The Royal College of Nursing says nursing staff from the European Union must be encouraged to stay.
The Government must assure the tens of thousands of EU nurses and carers working across the UK that they have the right to stay as the date for exit from the EU gets closer. These staff must also be told how desperately the NHS and social care system needs them, the RCN says.

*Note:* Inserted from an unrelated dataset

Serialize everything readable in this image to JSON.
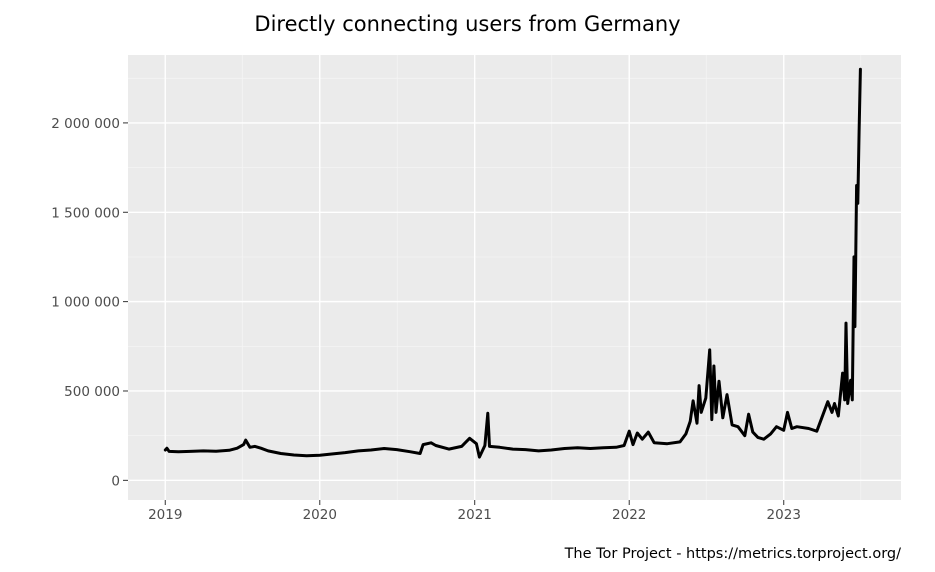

The comments were made in response to the Home Affairs Select Committee report on Brexit and immigration. The cross-party report highlights the devastating impact on the NHS of continued uncertainty for many healthcare workers.
The RCN agrees that simply extending the current immigration system will not address the problem as prioritising visas based on salary levels fails to recognise the benefits of international nurses to our society and economy.
Offical figures demonstrate a significant drop in the number of EU nurses coming to work within the health service, The Nursing and Midwifery Council saw a drop in applications from EU countries of over 96% in 2017 alone.
Janet Davies, General Secretary and Chief Executive of the Royal College of Nursing, said:
“In some hospitals, one in five NHS workers have EU passports – if there is a Brexit cliff-edge in migration, it will be the NHS going over it.
“The number of nurses coming from EU countries has plummeted in the last 18 months and, rather than redoubling her efforts to attract more, Theresa May told them they have even fewer rights if they arrive during the transition period.”
The RCN has called on the Government to consult on immigration arrangements for after Brexit while the Migration Advisory Committee assesses the impact on public services.
More than 60,000 EU citizens work in England’s NHS while the NHS already has at least 40,000 too few nurses with not enough homegrown nurses being trained to fill the gaps.